Bütün umutlarımızı, hayallerimizi kendi ellerinle karanlığa boğdun. Şimdi geriye bakınca, her şey bir sisin ardında saklanıyor. Senden neden korktum, bilmiyorum. Belki de senin doluluğun, benim içimdeki dipsiz boşluktan ürktü. Ya da bir zamanlar bana verdiğin ışığın, gözlerimi yakmasından çekindim. Tek yaptığım sözcükleri kağıda dökmekti, ama o kağıtlar bıçak gibi battı gözlerine. Şiir yazan bir insandan zarar gelir mi? gelmez diye düşünürdüm. Ama anladım ki, sözcüklerde silah olabiliyormuş Hele ki kalpten fırlatıldıysa.
Ben şiiri bırakmıştım. Sessizliğin içinde yaşamayı seçmiştim. Ama sen geldin, dokundun, dağıttın içimdeki o kırılgan dengeyi. Şimdi yeniden yazıyorum. Seni yazıyorum. Beni darmadağın eden seni... Ama hayır, bakma güzel yazılarıma o yazılar sana değil. Onlar hayal ettiğim, dizelerimde yarattığım kadına. Çünkü seni sevmiyorum artık. Sevdiğim, düşlerimde yaşattığım o mükemmel kadın. Sen o değilsin, olamazsın. Artık bunu kabul ettim.
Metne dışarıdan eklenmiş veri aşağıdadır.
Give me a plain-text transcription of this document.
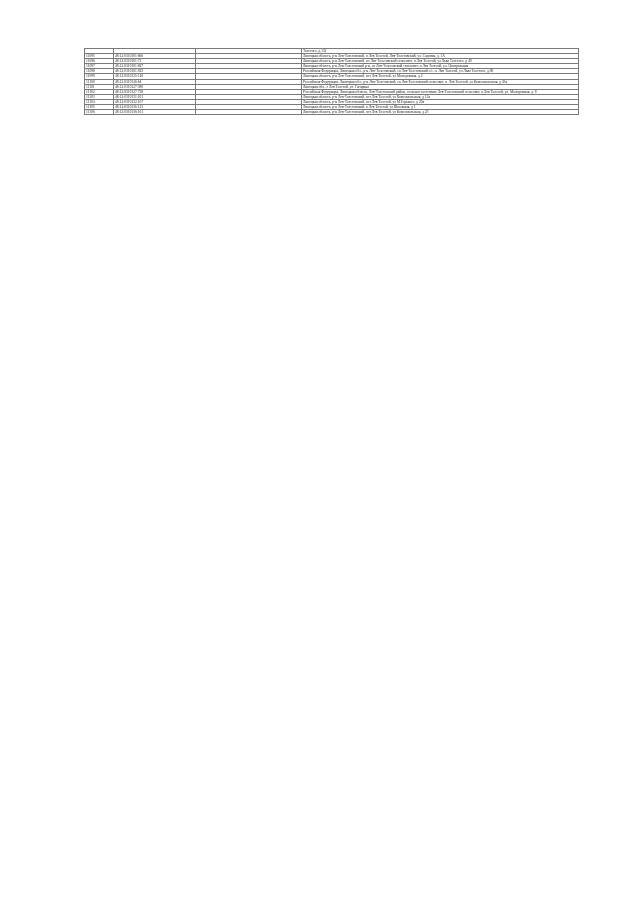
			Толстого, д.132
11095	48:12:0310101:666		Липецкая область, р-н Лев-Толстовский, п Лев Толстой, Лев-Толстовский, ул. Садовая, д. 1А
11096	48:12:0310101:72		Липецкая область, р-н Лев-Толстовский, сп Лев-Толстовский сельсовет, п Лев Толстой, ул Льва Толстого, д 49
11097	48:12:0310101:827		Липецкая область, р-н Лев-Толстовский р-н, сп Лев-Толстовский сельсовет, п Лев Толстой, ул. Центральная
11098	48:12:0310101:925		Российская Федерация, Липецкая обл., р-н Лев-Толстовский, сп Лев-Толстовский с/с, п. Лев Толстой, ул Льва Толстого, д.90
11099	48:12:0310125:126		Липецкая область, р-н Лев-Толстовский, пгт Лев Толстой, ул Молодежная, д 2
11100	48:12:0310126:64		Российская Федерация, Липецкая обл., р-н Лев-Толстовский, сп Лев-Толстовский сельсовет, п. Лев Толстой, ул Комсомольская, д 43а
11101	48:12:0310127:390		Липецкая обл., г Лев Толстой, ул. Гагарина
11102	48:12:0310127:738		Российская Федерация, Липецкая область, Лев-Толстовский район, сельское поселение Лев-Толстовский сельсовет, п Лев Толстой, ул. Молодежная, д. 8
11103	48:12:0310131:101		Липецкая область, р-н Лев-Толстовский, пгт Лев Толстой, ул Комсомольская, д.12а
11104	48:12:0310132:107		Липецкая область, р-н Лев-Толстовский, пгт Лев Толстой, ул М.Горького, д 20а
11105	48:12:0310136:123		Липецкая область, р-н Лев-Толстовский, п Лев Толстой, ул Школьная, д 1
11106	48:12:0310136:161		Липецкая область, р-н Лев-Толстовский, пгт Лев Толстой, ул Комсомольская, д 25
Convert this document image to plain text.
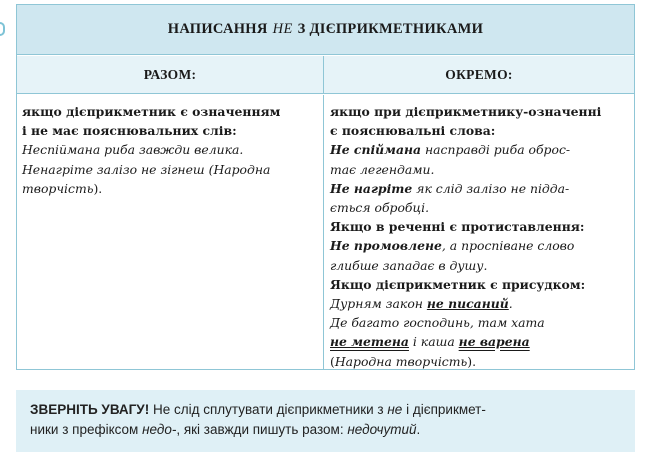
НАПИСАННЯ НЕ З ДІЄПРИКМЕТНИКАМИ
РАЗОМ:	ОКРЕМО:
якщо дієприкметник є означенням
і не має пояснювальних слів:
Неспіймана риба завжди велика.
Ненагріте залізо не зігнеш (Народна
творчість).
якщо при дієприкметнику-означенні
є пояснювальні слова:
Не спіймана насправді риба оброс-
тає легендами.
Не нагріте як слід залізо не підда-
ється обробці.
Якщо в реченні є протиставлення:
Не промовлене, а проспіване слово
глибше западає в душу.
Якщо дієприкметник є присудком:
Дурням закон не писаний.
Де багато господинь, там хата
не метена і каша не варена
(Народна творчість).
ЗВЕРНІТЬ УВАГУ! Не слід сплутувати дієприкметники з не і дієприкмет-
ники з префіксом недо-, які завжди пишуть разом: недочутий.
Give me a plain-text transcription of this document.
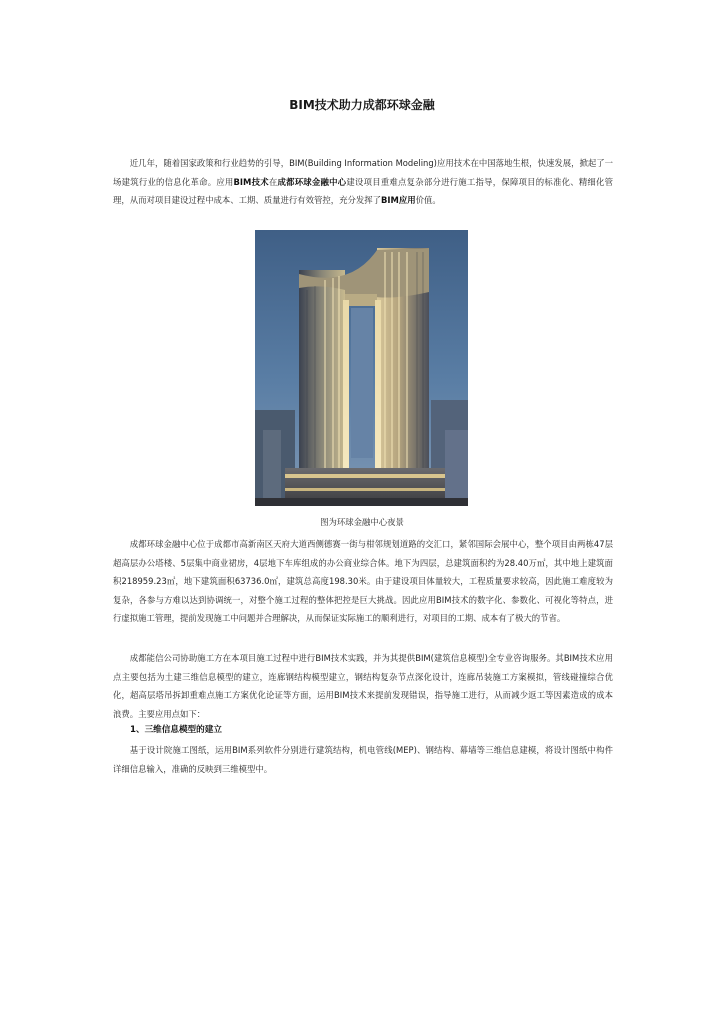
BIM技术助力成都环球金融
近几年，随着国家政策和行业趋势的引导，BIM(Building Information Modeling)应用技术在中国落地生根，快速发展，掀起了一场建筑行业的信息化革命。应用BIM技术在成都环球金融中心建设项目重难点复杂部分进行施工指导，保障项目的标准化、精细化管理，从而对项目建设过程中成本、工期、质量进行有效管控，充分发挥了BIM应用价值。
图为环球金融中心夜景
成都环球金融中心位于成都市高新南区天府大道西侧德赛一街与柑邻规划道路的交汇口，紧邻国际会展中心，整个项目由两栋47层超高层办公塔楼、5层集中商业裙房，4层地下车库组成的办公商业综合体。地下为四层，总建筑面积约为28.40万㎡，其中地上建筑面积218959.23㎡，地下建筑面积63736.0㎡，建筑总高度198.30米。由于建设项目体量较大，工程质量要求较高，因此施工难度较为复杂，各参与方难以达到协调统一，对整个施工过程的整体把控是巨大挑战。因此应用BIM技术的数字化、参数化、可视化等特点，进行虚拟施工管理，提前发现施工中问题并合理解决，从而保证实际施工的顺利进行，对项目的工期、成本有了极大的节省。
成都能信公司协助施工方在本项目施工过程中进行BIM技术实践，并为其提供BIM(建筑信息模型)全专业咨询服务。其BIM技术应用点主要包括为土建三维信息模型的建立，连廊钢结构模型建立，钢结构复杂节点深化设计，连廊吊装施工方案模拟，管线碰撞综合优化，超高层塔吊拆卸重难点施工方案优化论证等方面，运用BIM技术来提前发现错误，指导施工进行，从而减少返工等因素造成的成本浪费。主要应用点如下：
1、三维信息模型的建立
基于设计院施工图纸，运用BIM系列软件分别进行建筑结构，机电管线(MEP)、钢结构、幕墙等三维信息建模，将设计图纸中构件详细信息输入，准确的反映到三维模型中。
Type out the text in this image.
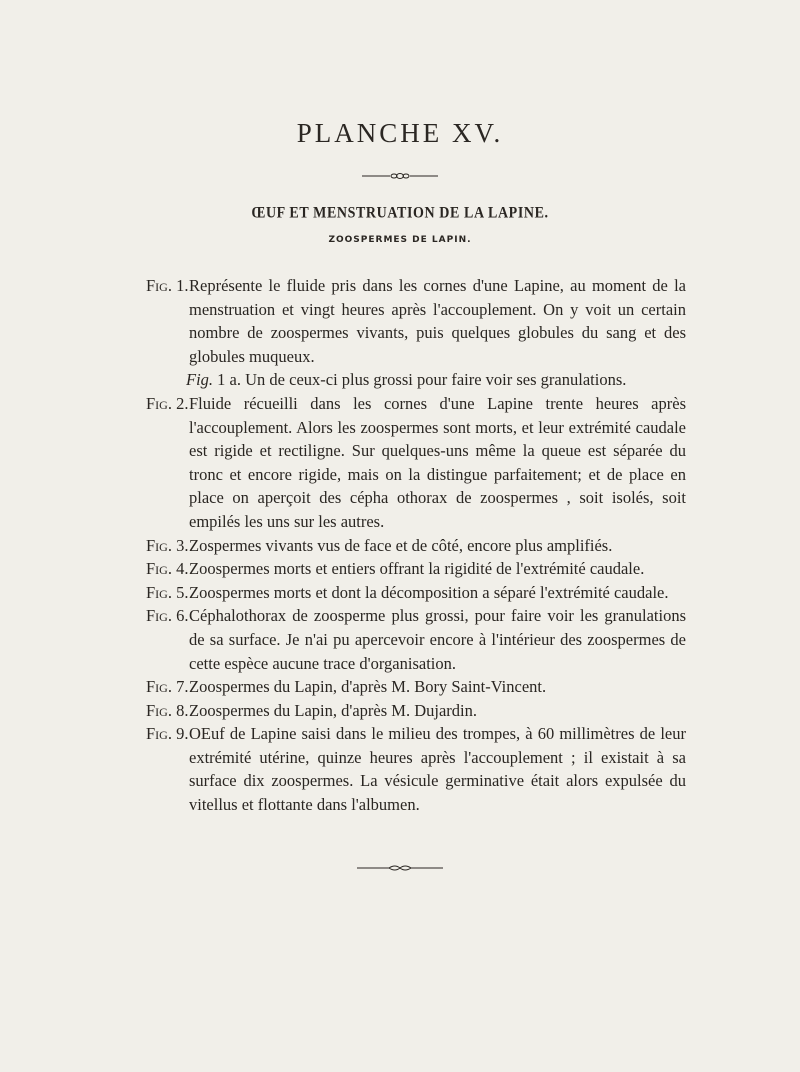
PLANCHE XV.
ŒUF ET MENSTRUATION DE LA LAPINE.
ZOOSPERMES DE LAPIN.
Fig. 1. Représente le fluide pris dans les cornes d'une Lapine, au moment de la menstruation et vingt heures après l'accouplement. On y voit un certain nombre de zoospermes vivants, puis quelques globules du sang et des globules muqueux.
Fig. 1 a. Un de ceux-ci plus grossi pour faire voir ses granulations.
Fig. 2. Fluide récueilli dans les cornes d'une Lapine trente heures après l'accouplement. Alors les zoospermes sont morts, et leur extrémité caudale est rigide et rectiligne. Sur quelques-uns même la queue est séparée du tronc et encore rigide, mais on la distingue parfaitement; et de place en place on aperçoit des cépha othorax de zoospermes , soit isolés, soit empilés les uns sur les autres.
Fig. 3. Zospermes vivants vus de face et de côté, encore plus amplifiés.
Fig. 4. Zoospermes morts et entiers offrant la rigidité de l'extrémité caudale.
Fig. 5. Zoospermes morts et dont la décomposition a séparé l'extrémité caudale.
Fig. 6. Céphalothorax de zoosperme plus grossi, pour faire voir les granulations de sa surface. Je n'ai pu apercevoir encore à l'intérieur des zoospermes de cette espèce aucune trace d'organisation.
Fig. 7. Zoospermes du Lapin, d'après M. Bory Saint-Vincent.
Fig. 8. Zoospermes du Lapin, d'après M. Dujardin.
Fig. 9. OEuf de Lapine saisi dans le milieu des trompes, à 60 millimètres de leur extrémité utérine, quinze heures après l'accouplement ; il existait à sa surface dix zoospermes. La vésicule germinative était alors expulsée du vitellus et flottante dans l'albumen.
Yine de, garip bir yerler de acı bir bağlılık taşıyorum sana. Çünkü sen beni ben yaptın. Bu kağıtlara dökülen her kelimenin kökünde sen varsın. Git şimdi, işine bak. Benim hayatımda bir yerin yok artık. Ama bir gün olur da bana ihtiyacın olursa... Bil ki, sana yardım ederim. Çünkü bu benim yapım, bencil değilim, senin gibi. Bir sokak çocuğunun uzanan bir eli geri çeviremeyeceği gibi, ben de senden esirgemem desteğimi. Fakat bil ki bu bir lütuf değil. Bu sokaktan geçen bir yabancıya bile yapacağım birşey, farkın kalmadı.
Yine de itiraf etmeliyim. Yazdığım her şiir, her kelime, her cümle, içimde bıraktığın o boşluğu doldurmaya çalışıyor. Ne kadar yazsam, ne kadar anlatsam, olmuyor. O boşluk hep yerinde. Çünkü o boşluk sensin. Seni silmek istiyorum. Sen gitmiş olsan bile, bıraktığın enkaz duruyor.
Ben ailemden senin korktuğun kadar korkmuyorum, ailemde bana fazlasıyla güvenir, senin güvensizliğin kadar. İstediğini yapabilirsin ama senin için ölmek istemem, asla değmezsin.
Şimdi düşünüyorum da, belki de bu yüzden yazıyorum. Sana değil; kendime, hayalime, kaybettiğim huzura. Şiirlerimin içinde seni öldürüyor, kaybettiğim kadını yaratıyorum. Bu kağıtlarda seni bin kere yıktım, ama bin kere yeniden dirildin. Ve yine yazıyorum, çünkü yazmazsam bu yük beni tüketir. Çünkü başka türlü kurtulamam senden ve benden. Yaralı bir şairim ben; kelimelerle kanıyorum. Ama o kanın içinde ben bir gün iyileşirken seninde boğulacağını biliyorum. Çünkü senin gölgen bile birgün şiirden silinecek kadar hafifleyecek.